White matter is a critical part of the human nervous system, including nerve fibers that allow for the transmission of nerve impulses for normal functioning. Pelizaeus-Merzbacher disease affects the white matter of the nervous system, leaving nerve fibers exposed.
The exposure of the nerve fibers in Pelizaeus-Merzbacher disease is due to the loss of myelin. Myelin is a fatty substance that normally covers the nerve fibers, insulating them for proper nerve impulse transmissions. When Pelizaeus-Merzbacher disease affects the nervous system, the myelin is reduced in a condition known as hypomyelination. This, in turn, leads to a reduction in neurological functioning.

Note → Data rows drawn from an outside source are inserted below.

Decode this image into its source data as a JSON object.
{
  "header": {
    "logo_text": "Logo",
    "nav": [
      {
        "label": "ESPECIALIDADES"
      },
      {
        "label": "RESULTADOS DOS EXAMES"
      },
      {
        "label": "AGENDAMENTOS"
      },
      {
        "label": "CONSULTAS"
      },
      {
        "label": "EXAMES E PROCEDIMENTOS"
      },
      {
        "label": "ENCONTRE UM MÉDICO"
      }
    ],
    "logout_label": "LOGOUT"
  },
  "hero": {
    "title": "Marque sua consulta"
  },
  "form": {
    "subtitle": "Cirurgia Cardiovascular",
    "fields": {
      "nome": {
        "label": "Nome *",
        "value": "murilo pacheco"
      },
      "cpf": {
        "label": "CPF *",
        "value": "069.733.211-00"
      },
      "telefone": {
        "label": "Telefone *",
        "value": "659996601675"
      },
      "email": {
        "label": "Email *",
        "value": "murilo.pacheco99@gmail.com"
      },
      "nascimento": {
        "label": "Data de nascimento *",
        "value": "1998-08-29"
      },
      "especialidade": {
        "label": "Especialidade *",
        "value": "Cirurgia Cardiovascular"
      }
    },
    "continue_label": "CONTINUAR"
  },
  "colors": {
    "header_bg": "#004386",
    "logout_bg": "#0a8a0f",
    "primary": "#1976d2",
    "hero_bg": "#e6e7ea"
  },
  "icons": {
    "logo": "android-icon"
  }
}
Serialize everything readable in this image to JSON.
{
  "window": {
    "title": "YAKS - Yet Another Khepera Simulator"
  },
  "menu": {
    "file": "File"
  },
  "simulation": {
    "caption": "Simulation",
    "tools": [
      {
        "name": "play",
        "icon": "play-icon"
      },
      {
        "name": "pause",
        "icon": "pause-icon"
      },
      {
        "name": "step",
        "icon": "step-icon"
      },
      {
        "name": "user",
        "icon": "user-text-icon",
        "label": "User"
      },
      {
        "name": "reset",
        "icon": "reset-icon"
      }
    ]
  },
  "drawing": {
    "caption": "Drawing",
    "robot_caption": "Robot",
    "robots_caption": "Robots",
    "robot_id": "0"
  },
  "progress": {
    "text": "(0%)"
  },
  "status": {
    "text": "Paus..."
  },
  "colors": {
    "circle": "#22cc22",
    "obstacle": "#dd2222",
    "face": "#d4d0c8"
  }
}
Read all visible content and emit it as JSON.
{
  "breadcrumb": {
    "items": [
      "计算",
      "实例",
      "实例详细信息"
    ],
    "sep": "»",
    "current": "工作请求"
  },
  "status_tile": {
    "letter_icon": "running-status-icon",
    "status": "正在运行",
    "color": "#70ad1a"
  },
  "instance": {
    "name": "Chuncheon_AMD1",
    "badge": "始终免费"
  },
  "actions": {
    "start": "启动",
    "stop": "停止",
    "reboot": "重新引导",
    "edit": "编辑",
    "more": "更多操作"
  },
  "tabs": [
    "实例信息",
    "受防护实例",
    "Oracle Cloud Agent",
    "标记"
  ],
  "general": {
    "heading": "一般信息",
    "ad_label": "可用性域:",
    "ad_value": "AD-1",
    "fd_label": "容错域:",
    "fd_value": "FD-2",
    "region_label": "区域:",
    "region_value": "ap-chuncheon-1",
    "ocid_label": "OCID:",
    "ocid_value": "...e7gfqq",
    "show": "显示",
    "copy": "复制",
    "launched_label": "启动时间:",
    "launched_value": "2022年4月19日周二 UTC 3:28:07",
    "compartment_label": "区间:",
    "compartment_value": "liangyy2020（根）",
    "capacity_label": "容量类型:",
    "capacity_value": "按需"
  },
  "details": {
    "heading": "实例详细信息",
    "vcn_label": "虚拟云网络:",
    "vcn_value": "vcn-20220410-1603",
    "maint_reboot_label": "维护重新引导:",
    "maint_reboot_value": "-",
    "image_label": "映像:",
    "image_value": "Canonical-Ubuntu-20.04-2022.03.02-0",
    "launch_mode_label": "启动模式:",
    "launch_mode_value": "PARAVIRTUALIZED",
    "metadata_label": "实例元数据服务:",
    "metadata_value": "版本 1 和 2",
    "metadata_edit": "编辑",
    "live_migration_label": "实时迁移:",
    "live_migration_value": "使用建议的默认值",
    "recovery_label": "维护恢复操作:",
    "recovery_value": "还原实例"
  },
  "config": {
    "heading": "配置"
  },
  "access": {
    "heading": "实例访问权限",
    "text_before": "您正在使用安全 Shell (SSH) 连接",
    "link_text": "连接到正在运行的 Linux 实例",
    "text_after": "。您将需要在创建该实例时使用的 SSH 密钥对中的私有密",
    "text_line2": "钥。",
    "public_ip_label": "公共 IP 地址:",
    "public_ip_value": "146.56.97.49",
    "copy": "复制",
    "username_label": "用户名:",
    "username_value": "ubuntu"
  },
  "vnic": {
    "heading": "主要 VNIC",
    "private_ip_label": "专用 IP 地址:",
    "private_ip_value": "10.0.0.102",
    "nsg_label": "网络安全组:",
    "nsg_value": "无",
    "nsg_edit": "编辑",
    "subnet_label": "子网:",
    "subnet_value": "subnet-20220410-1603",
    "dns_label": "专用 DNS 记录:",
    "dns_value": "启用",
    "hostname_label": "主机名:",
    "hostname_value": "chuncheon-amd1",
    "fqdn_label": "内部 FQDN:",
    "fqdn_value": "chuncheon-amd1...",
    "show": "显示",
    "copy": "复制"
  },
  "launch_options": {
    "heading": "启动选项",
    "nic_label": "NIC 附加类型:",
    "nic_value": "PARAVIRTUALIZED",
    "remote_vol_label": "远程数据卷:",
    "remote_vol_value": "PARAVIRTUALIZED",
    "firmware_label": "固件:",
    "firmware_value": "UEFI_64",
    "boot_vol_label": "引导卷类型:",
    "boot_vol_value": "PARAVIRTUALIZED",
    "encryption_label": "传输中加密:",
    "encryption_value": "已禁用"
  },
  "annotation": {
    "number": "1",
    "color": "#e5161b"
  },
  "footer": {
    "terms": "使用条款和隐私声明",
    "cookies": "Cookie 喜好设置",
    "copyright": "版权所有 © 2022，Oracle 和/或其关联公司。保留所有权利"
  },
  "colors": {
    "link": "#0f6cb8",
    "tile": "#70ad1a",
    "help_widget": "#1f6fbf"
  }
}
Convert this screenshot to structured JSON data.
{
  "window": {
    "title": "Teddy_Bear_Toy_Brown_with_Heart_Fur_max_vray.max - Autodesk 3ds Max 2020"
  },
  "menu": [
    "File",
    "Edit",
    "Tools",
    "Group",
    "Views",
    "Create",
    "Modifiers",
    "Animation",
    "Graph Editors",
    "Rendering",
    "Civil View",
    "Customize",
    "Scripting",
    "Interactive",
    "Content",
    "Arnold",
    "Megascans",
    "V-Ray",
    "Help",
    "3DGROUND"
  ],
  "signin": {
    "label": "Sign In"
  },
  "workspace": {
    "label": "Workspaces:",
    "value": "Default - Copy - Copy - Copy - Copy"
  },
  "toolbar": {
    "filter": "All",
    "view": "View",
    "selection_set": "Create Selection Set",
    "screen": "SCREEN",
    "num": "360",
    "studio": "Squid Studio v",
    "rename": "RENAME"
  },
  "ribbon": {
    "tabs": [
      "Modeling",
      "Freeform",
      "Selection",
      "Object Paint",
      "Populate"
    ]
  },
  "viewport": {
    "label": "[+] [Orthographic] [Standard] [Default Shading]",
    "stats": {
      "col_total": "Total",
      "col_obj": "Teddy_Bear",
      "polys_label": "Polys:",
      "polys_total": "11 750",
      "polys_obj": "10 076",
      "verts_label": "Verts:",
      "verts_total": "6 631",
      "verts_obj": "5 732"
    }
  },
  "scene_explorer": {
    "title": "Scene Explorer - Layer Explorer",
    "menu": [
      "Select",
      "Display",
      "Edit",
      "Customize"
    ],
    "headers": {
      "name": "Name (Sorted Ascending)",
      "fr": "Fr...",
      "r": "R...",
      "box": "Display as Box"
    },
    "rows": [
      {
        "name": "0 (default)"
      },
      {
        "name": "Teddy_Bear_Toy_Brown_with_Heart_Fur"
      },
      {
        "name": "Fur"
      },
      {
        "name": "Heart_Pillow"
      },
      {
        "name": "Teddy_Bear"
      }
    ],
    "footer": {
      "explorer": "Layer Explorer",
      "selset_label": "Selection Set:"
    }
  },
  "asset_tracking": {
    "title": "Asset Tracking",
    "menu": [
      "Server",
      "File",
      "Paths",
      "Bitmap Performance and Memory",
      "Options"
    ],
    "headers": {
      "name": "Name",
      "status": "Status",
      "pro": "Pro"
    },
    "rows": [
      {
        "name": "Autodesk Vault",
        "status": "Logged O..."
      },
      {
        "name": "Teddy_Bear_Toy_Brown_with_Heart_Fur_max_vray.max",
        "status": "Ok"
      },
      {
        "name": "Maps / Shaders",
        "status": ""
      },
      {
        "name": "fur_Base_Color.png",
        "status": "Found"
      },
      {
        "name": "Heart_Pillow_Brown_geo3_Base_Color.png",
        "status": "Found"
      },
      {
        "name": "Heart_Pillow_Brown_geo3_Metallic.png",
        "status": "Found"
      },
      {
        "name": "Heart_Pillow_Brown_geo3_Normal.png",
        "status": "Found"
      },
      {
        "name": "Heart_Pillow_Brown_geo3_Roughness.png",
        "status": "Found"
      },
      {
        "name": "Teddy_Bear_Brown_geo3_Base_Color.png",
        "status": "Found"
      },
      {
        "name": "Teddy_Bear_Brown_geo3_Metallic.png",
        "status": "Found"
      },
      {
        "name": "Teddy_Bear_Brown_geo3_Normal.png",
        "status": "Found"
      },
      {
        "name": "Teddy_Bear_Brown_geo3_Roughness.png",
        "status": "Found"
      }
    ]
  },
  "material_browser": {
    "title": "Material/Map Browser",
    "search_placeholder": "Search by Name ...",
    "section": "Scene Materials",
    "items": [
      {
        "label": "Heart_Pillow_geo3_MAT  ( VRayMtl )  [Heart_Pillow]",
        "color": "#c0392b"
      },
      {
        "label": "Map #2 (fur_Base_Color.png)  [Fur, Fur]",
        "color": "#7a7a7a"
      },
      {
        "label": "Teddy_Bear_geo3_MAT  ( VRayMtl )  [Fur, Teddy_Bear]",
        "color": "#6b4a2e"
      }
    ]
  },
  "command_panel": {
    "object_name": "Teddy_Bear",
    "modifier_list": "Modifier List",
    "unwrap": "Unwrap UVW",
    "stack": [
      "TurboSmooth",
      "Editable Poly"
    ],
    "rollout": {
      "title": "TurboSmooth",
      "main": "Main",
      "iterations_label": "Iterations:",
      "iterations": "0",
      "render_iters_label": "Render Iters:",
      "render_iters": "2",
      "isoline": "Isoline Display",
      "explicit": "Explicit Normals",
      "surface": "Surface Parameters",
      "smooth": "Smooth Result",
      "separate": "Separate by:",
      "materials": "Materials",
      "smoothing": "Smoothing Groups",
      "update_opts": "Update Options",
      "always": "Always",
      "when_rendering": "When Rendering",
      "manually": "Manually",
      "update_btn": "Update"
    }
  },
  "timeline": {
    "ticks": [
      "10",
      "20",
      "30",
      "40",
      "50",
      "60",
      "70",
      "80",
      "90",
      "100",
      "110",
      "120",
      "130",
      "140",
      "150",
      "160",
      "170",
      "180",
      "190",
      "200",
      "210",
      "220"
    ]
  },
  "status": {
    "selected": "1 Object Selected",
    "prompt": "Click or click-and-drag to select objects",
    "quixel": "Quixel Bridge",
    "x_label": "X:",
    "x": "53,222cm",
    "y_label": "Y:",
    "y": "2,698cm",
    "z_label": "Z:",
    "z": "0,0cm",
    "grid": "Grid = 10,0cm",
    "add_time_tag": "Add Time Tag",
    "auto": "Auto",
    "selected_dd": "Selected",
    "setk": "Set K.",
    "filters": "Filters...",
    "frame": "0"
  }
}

Pelizaeus-Merzbacher disease is classified by two forms, that of classic, and that of connatal (present at birth). Both types may share symptoms, though those symptoms typically vary in severity. Classic Pelizaeus-Merzbacher disease is the most common form. It typically begins early in life, though not at infancy, with symptoms appearing in the first year. Symptoms worsen with time.
In Connatal Pelizaeus-Merzbacher disease, the symptoms are more severe and begin in infancy, worsening with age.
Unfortunately, there is no cure or normal treatment regimen for Pelizaeus-Merzbacher disease. Management typically involves physical therapy, medication for spasticity and seizures, customized wheelchairs and other interventions from a multidisciplinary team of specialists.